Pour cette année, Flore rêvait de l’ascension d’un beau sommet d’Amerique du Sud. Il faut dire qu’il y a ce qu’il faut ici ! Avec en plus la possibilité de gravir un 6000m… Yann, ne refusant jamais un défi sportif, n’a pas été difficile à convaincre.
Presque deux mois après notre tentative sur le Cotopaxi en Équateur, nous voilà prêts à retenter l’expérience. Nous sommes acclimatés et la météo a l’air de notre côté : c’est parti pour l’ascension du Huayna Potosí ! Il culmine à 6088m.
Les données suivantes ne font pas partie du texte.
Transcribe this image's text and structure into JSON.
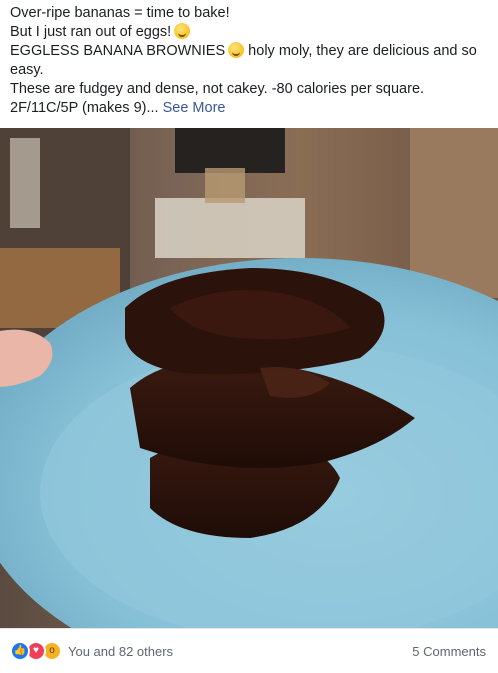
{
  "post": {
    "lines": [
      "Over-ripe bananas = time to bake!",
      "But I just ran out of eggs!",
      "EGGLESS BANANA BROWNIES",
      " holy moly, they are delicious and so easy.",
      "These are fudgey and dense, not cakey. -80 calories per square.",
      "2F/11C/5P (makes 9)..."
    ],
    "see_more": "See More",
    "emoji_1": "tongue-face-emoji",
    "emoji_2": "smirk-face-emoji"
  },
  "photo": {
    "subject": "stacked-brownies-on-blue-plate",
    "plate_color": "#8fc6dc",
    "brownie_color": "#2a120b"
  },
  "footer": {
    "reaction_icons": [
      "like-icon",
      "love-icon",
      "wow-icon"
    ],
    "reaction_text": "You and 82 others",
    "comments": "5 Comments"
  }
}
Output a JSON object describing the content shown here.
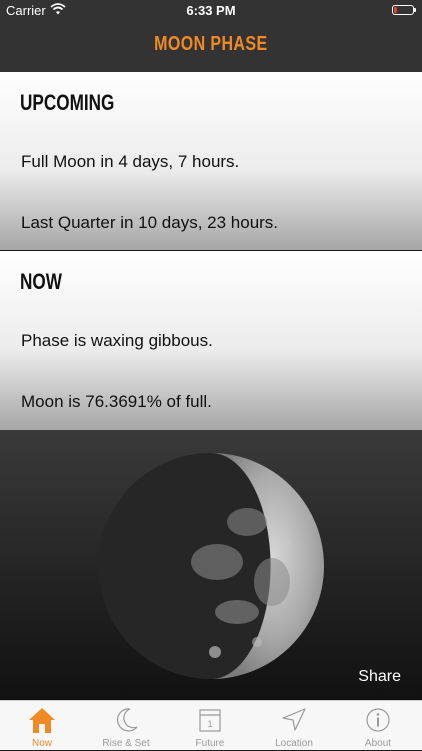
{
  "status_bar": {
    "carrier": "Carrier",
    "time": "6:33 PM"
  },
  "nav": {
    "title": "MOON PHASE"
  },
  "upcoming": {
    "heading": "UPCOMING",
    "lines": [
      "Full Moon in 4 days, 7 hours.",
      "Last Quarter in 10 days, 23 hours."
    ]
  },
  "now": {
    "heading": "NOW",
    "lines": [
      "Phase is waxing gibbous.",
      "Moon is 76.3691% of full."
    ]
  },
  "moon": {
    "illumination_fraction": 0.763691,
    "phase": "waxing gibbous"
  },
  "share_label": "Share",
  "tabs": [
    {
      "label": "Now",
      "icon": "home-icon",
      "active": true
    },
    {
      "label": "Rise & Set",
      "icon": "crescent-moon-icon",
      "active": false
    },
    {
      "label": "Future",
      "icon": "calendar-icon",
      "active": false
    },
    {
      "label": "Location",
      "icon": "location-arrow-icon",
      "active": false
    },
    {
      "label": "About",
      "icon": "info-icon",
      "active": false
    }
  ],
  "colors": {
    "accent": "#f08a24",
    "nav_background": "#333333",
    "tab_inactive": "#9a9a9a",
    "battery_low": "#e53935"
  }
}
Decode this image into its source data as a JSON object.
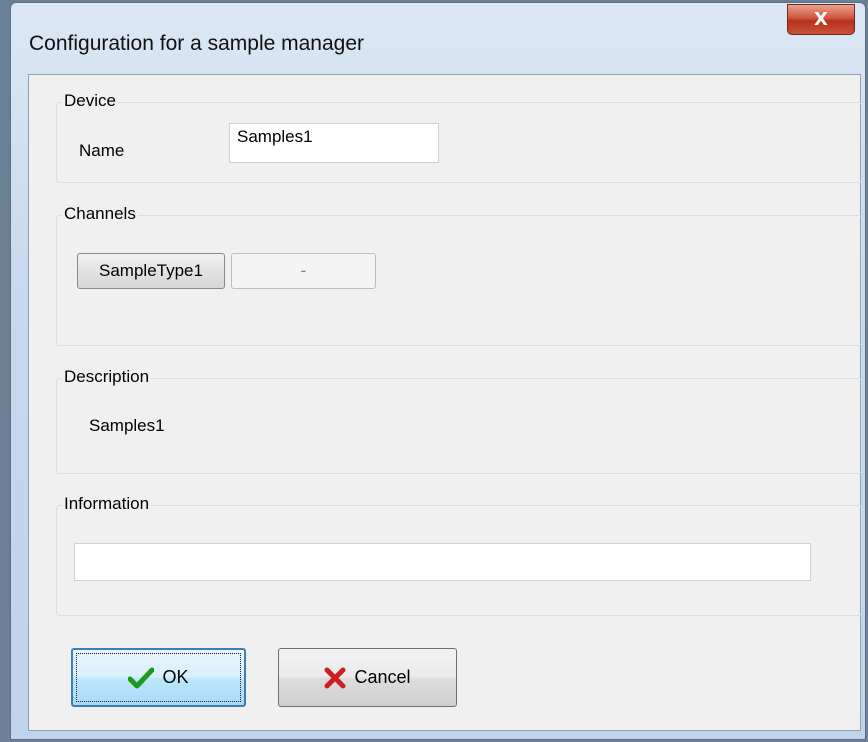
{
  "window": {
    "title": "Configuration for a sample manager",
    "close_glyph": "X"
  },
  "device": {
    "group_label": "Device",
    "name_label": "Name",
    "name_value": "Samples1"
  },
  "channels": {
    "group_label": "Channels",
    "buttons": [
      {
        "label": "SampleType1",
        "enabled": true
      },
      {
        "label": "-",
        "enabled": false
      }
    ]
  },
  "description": {
    "group_label": "Description",
    "text": "Samples1"
  },
  "information": {
    "group_label": "Information",
    "value": ""
  },
  "buttons": {
    "ok_label": "OK",
    "cancel_label": "Cancel"
  },
  "colors": {
    "ok_check": "#1e9a1e",
    "cancel_x": "#cc1f1f",
    "close_button": "#c8533a"
  },
  "icons": {
    "ok": "checkmark-icon",
    "cancel": "red-x-icon",
    "close": "close-icon"
  }
}
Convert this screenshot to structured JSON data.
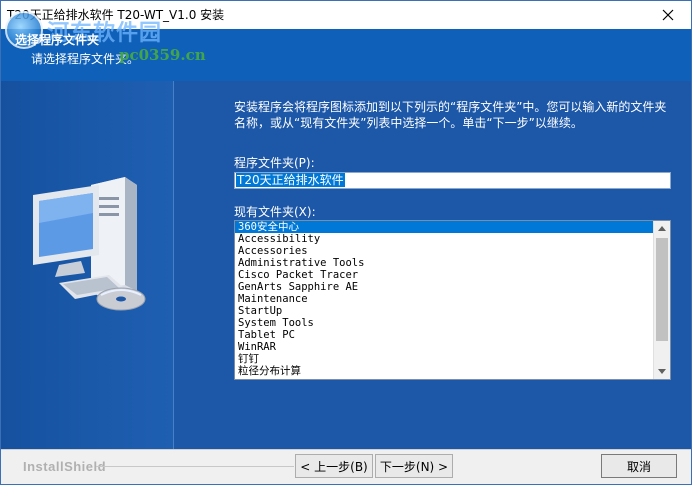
{
  "window": {
    "title": "T20天正给排水软件 T20-WT_V1.0 安装"
  },
  "header": {
    "title": "选择程序文件夹",
    "subtitle": "请选择程序文件夹。",
    "watermark_text": "河东软件园",
    "watermark_url": "pc0359.cn"
  },
  "content": {
    "description": "安装程序会将程序图标添加到以下列示的“程序文件夹”中。您可以输入新的文件夹名称，或从“现有文件夹”列表中选择一个。单击“下一步”以继续。",
    "program_folder_label": "程序文件夹(P):",
    "program_folder_value": "T20天正给排水软件",
    "existing_folders_label": "现有文件夹(X):",
    "existing_folders": [
      "360安全中心",
      "Accessibility",
      "Accessories",
      "Administrative Tools",
      "Cisco Packet Tracer",
      "GenArts Sapphire AE",
      "Maintenance",
      "StartUp",
      "System Tools",
      "Tablet PC",
      "WinRAR",
      "钉钉",
      "粒径分布计算"
    ],
    "selected_index": 0
  },
  "footer": {
    "brand": "InstallShield",
    "back_label": "< 上一步(B)",
    "next_label": "下一步(N) >",
    "cancel_label": "取消"
  },
  "colors": {
    "header_bg": "#0f60b8",
    "main_bg": "#1c57a8",
    "selection": "#0078d7"
  }
}
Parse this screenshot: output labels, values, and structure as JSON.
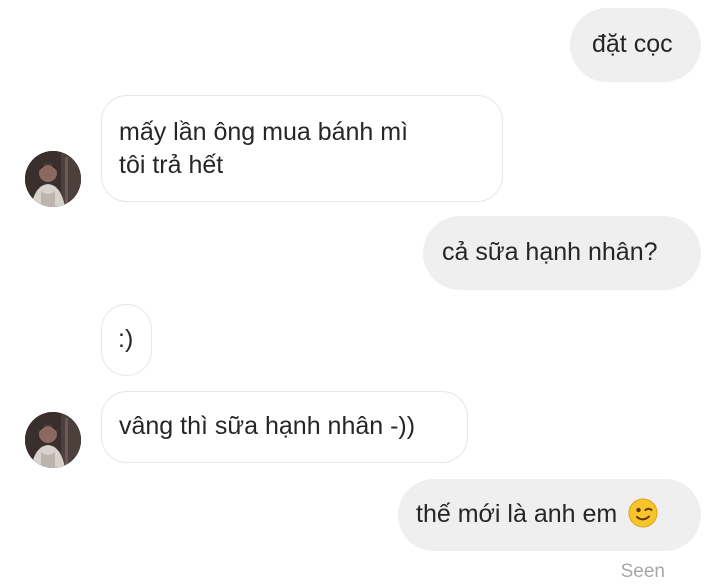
{
  "conversation": {
    "messages": [
      {
        "sender": "me",
        "text": "đặt cọc"
      },
      {
        "sender": "them",
        "lines": [
          "mấy lần ông mua bánh mì",
          "tôi trả hết"
        ]
      },
      {
        "sender": "me",
        "text": "cả sữa hạnh nhân?"
      },
      {
        "sender": "them",
        "text": ":)"
      },
      {
        "sender": "them",
        "text": "vâng thì sữa hạnh nhân -))"
      },
      {
        "sender": "me",
        "text": "thế mới là anh em",
        "emoji": "winking-face-emoji"
      }
    ],
    "status": "Seen"
  },
  "colors": {
    "outgoing_bubble": "#efefef",
    "incoming_border": "#e6e6e6",
    "text": "#262626",
    "seen_text": "#a8a8a8"
  }
}
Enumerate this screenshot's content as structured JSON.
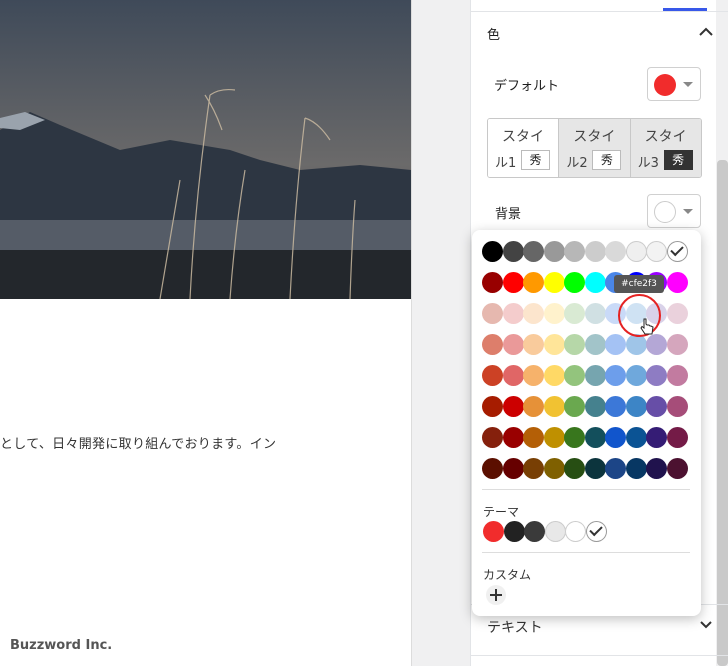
{
  "page": {
    "body_text": "として、日々開発に取り組んでおります。イン",
    "footer_brand": "Buzzword Inc."
  },
  "panel": {
    "color_heading": "色",
    "default_label": "デフォルト",
    "default_color": "#f12c2c",
    "styles": [
      {
        "line1": "スタイ",
        "line2": "ル1",
        "badge": "秀"
      },
      {
        "line1": "スタイ",
        "line2": "ル2",
        "badge": "秀"
      },
      {
        "line1": "スタイ",
        "line2": "ル3",
        "badge": "秀"
      }
    ],
    "background_label": "背景",
    "text_heading": "テキスト"
  },
  "picker": {
    "tooltip": "#cfe2f3",
    "theme_label": "テーマ",
    "custom_label": "カスタム",
    "palette": [
      [
        "#000000",
        "#434343",
        "#666666",
        "#999999",
        "#b7b7b7",
        "#cccccc",
        "#d9d9d9",
        "#efefef",
        "#f3f3f3",
        "#ffffff"
      ],
      [
        "#980000",
        "#ff0000",
        "#ff9900",
        "#ffff00",
        "#00ff00",
        "#00ffff",
        "#4a86e8",
        "#0000ff",
        "#9900ff",
        "#ff00ff"
      ],
      [
        "#e6b8af",
        "#f4cccc",
        "#fce5cd",
        "#fff2cc",
        "#d9ead3",
        "#d0e0e3",
        "#c9daf8",
        "#cfe2f3",
        "#d9d2e9",
        "#ead1dc"
      ],
      [
        "#dd7e6b",
        "#ea9999",
        "#f9cb9c",
        "#ffe599",
        "#b6d7a8",
        "#a2c4c9",
        "#a4c2f4",
        "#9fc5e8",
        "#b4a7d6",
        "#d5a6bd"
      ],
      [
        "#cc4125",
        "#e06666",
        "#f6b26b",
        "#ffd966",
        "#93c47d",
        "#76a5af",
        "#6d9eeb",
        "#6fa8dc",
        "#8e7cc3",
        "#c27ba0"
      ],
      [
        "#a61c00",
        "#cc0000",
        "#e69138",
        "#f1c232",
        "#6aa84f",
        "#45818e",
        "#3c78d8",
        "#3d85c6",
        "#674ea7",
        "#a64d79"
      ],
      [
        "#85200c",
        "#990000",
        "#b45f06",
        "#bf9000",
        "#38761d",
        "#134f5c",
        "#1155cc",
        "#0b5394",
        "#351c75",
        "#741b47"
      ],
      [
        "#5b0f00",
        "#660000",
        "#783f04",
        "#7f6000",
        "#274e13",
        "#0c343d",
        "#1c4587",
        "#073763",
        "#20124d",
        "#4c1130"
      ]
    ],
    "theme_colors": [
      "#f12c2c",
      "#222222",
      "#3a3a3a",
      "#e8e8e8",
      "#ffffff",
      "#ffffff"
    ]
  }
}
Un véhicule nous amène avec notre guide Rodrigo jusqu’au camp de base, à 4800m. Nous préparons nos sacs et partons vers le camp haut. C’est le moment que choisit notre guide pour nous demander comment on s’appelle, après deux heures ensemble, il était temps ! (En vrai, il n’a demandé qu’à Flore. Connaître un prénom sur deux devait lui sembler suffisant).
Deux heures plus tard, nous arrivons au refuge à 5270m. C’est une bâtisse de tôle et de plastique : la nuit s’annonce fraîche ! Mais surprise : il fait 25°C à l’intérieur, le soleil tape sur le toit toute la journée. Il n’y a pas foule : un autre couple et leur guide.
Nous dînons avec eux et nous couchons vers 18h30. Sorties pipi (dehors bien sûr), mal de ventre pour l’un, mal à la tête pour l’autre… la « nuit » n’est pas bien reposante !
Après une bonne grasse mat’, on se lève à 1h30 (du matin) pour un départ à 2h30.
Crampons aux pieds, nous commençons l’ascension du glacier. Notre guide nous fournit le service minimum, sans les options « explications » ou « demander comment ça va ». Ne parlons même pas de l’option « sourire » ! Sans la corde qui nous lie à lui, nous n’aurions peut être même pas eu l’option « nous attendre »…
Nous montons doucement…une heure, deux heures… Flore ne sent plus son pied gauche. A mi parcours, nous traversons un passage un peu plus raide où les piolets sont bien utiles.
Et comme c’est beaucoup trop facile pour Yann, il s’est rajouté une difficulté en plus : le mal de ventre qui persiste depuis Copacabana.
Nous assistons dans la montée à un lever du soleil spectaculaire qui dévoile le paysage : nous sommes au dessus d’une mer de nuages. Il reste encore un peu de chemin, c’est dur. Nous sommes fatigués et chaque pas est laborieux.

Enfin, après une dernière montée interminable, nous arrivons au sommet, à 6088m, avec une vue à 360° en guise de récompense ! Flore nous verse même sa petite larmichette.
Bon c’est pas tout ça mais il y en a un qui a toujours mal au ventre, il est temps de redescendre !
Nous prenons un peu de temps pour se reposer au refuge avant de retourner au camps de base. Nous sommes fatigués mais fiers. Flore est toute heureuse et Yann se dit « Flore et ses rêves à la c*n ! ».

Félicitations les loulous, c’est énorme ce que vous avez fait !!!